In Tom Edison’s Shaggy Dog, a short story by Kurt Vonnegut, Thomas Edison discovers that dogs are intellectually superior beings. In fact, they are so intelligent that canines found the easiest possible way to survive: endearing themselves to humans. When Edison confronts his own dog about this revelation, the dog says, “Look, Mr. Edison. Why not shut this up? It has been working to everyone’s satisfaction for hundreds of thousands of years. Let the sleeping dogs lie.”
That’s true The close relationship of humanity with the canines. spans millenniaSerial number: 7/18/17). This long-term interspecies friendship is a subject of intense scientific studythough where, when, and even why it started remains murky (Serial number: 7/6/17). short a talking dog, scientists have had to rely on archaeological and genetic evidence for tracks (Serial number: 2/6/16). But similarities between wolves and early domesticated dogs may make it hard for researchers to tell them apart. In the early days, before wolves were fully domesticated, perhaps the most notable difference was simply the relationship of animals to people.
That’s where storytelling can help, says historian Julien d’Huy of the College de France in Paris. Our penchant for mythologizing canine companions may be as old as our relationship with them, so d’Huy draws on these stories in an attempt to shed more light on the history of dog domestication.
Some historians argue that using mythology to track human migration and information dissemination unreliable because stories change quickly (Serial number: 01/19/16). D’Huy disagrees: Dogs play a starring role in many cultural origin stories, and since these myths are central to identity, that gives them stability over time, he says.
“With mythology, we can have explanations from archaeology, we can have reasons for domestication, we can test hypotheses,” he says.

D’Huy found three central plots for the early dog-related myths: the first links dogs to the afterlife, the second relates to the union of humans and dogs, and the third associates a dog with the star Sirius. . Versions of these stories are found in many cultural regions around the world. He then borrowed statistical tools from biology to create family trees of myths, showing how stories evolved as they followed humans from one region of the world to another.
folk tales about dogs came from central and eastern Asia and spread to Europe, the Americas, and later to Australia and Africa, d’Huy reports in June. anthropozoological. This mythological travel route parallels a proposed confirmed dog domestication route by genetics and fossil evidence (Serial number: 1/3/21).

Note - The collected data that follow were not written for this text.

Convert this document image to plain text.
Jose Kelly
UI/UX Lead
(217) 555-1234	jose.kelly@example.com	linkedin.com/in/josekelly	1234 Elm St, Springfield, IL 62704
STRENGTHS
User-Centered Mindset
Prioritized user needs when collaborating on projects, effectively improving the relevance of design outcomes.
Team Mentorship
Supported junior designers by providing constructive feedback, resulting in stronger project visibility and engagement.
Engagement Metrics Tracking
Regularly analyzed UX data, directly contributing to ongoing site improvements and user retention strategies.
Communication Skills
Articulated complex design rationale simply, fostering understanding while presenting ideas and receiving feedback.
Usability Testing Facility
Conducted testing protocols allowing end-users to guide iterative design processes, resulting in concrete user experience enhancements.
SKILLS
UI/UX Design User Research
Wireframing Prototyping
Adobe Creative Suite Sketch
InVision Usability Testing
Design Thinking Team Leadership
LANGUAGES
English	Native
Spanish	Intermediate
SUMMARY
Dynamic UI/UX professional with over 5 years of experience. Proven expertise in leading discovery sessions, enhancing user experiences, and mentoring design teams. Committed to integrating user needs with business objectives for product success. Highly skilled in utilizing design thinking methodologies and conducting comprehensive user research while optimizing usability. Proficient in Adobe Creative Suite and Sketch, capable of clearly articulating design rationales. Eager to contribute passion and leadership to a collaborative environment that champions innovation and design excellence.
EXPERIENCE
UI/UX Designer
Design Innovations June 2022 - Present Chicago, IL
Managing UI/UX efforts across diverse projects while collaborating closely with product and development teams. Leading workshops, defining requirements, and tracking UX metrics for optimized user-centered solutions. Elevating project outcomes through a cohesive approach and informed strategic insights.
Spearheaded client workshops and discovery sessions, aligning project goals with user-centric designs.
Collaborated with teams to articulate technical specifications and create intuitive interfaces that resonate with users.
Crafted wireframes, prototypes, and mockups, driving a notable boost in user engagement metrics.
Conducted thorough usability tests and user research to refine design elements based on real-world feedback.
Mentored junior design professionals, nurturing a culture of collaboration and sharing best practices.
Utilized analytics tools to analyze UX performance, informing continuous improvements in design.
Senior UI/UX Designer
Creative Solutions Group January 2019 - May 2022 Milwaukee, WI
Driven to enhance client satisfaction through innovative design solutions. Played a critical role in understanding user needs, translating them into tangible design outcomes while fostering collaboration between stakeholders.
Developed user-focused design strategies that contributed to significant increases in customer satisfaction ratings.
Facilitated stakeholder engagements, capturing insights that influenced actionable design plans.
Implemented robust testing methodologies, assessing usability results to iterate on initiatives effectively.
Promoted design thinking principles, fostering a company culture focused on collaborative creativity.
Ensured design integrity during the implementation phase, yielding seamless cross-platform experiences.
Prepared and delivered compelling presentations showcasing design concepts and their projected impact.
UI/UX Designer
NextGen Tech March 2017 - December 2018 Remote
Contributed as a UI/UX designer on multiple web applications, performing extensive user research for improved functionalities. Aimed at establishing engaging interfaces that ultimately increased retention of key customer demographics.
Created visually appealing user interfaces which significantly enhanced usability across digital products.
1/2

“It was a surprise,” says d’Huy. He wasn’t sure if dogs and our mythology about them would migrate together.
“It’s certainly debatable that dogs were first domesticated in Asia,” says Pat Shipman, a retired paleoanthropologist and author of Our oldest companions: the story of the first dogs. Using mythology is a smart way to look back into the past, he says, because it can provide insight into how ancient humans valued dogs.
The prevalence of ancient myths identifying dogs as guides to the afterlife hints that our ancestors initially domesticated wolves not to hunt as companions, as is commonly believed, but for spiritual and symbolic reasons, d’Huy argues. This hypothesis fits with certain archaeological finds, he says, such as a 14,000-year-old tomb in Germany containing a couple and two dogs. The woman was found with her hand resting on the head of one of the dogs.
D’Huy is applying these methods to study how ancient myths can inform what we know about our connection to other animals like sheep: their mythological link to the sun could have led to domestication. Symbolic, rather than utilitarian, reasons for domestication could explain much of the data, he says.
“Comparative mythology has something to say in the world of research,” he says. “A very worthwhile thing to say, I think.”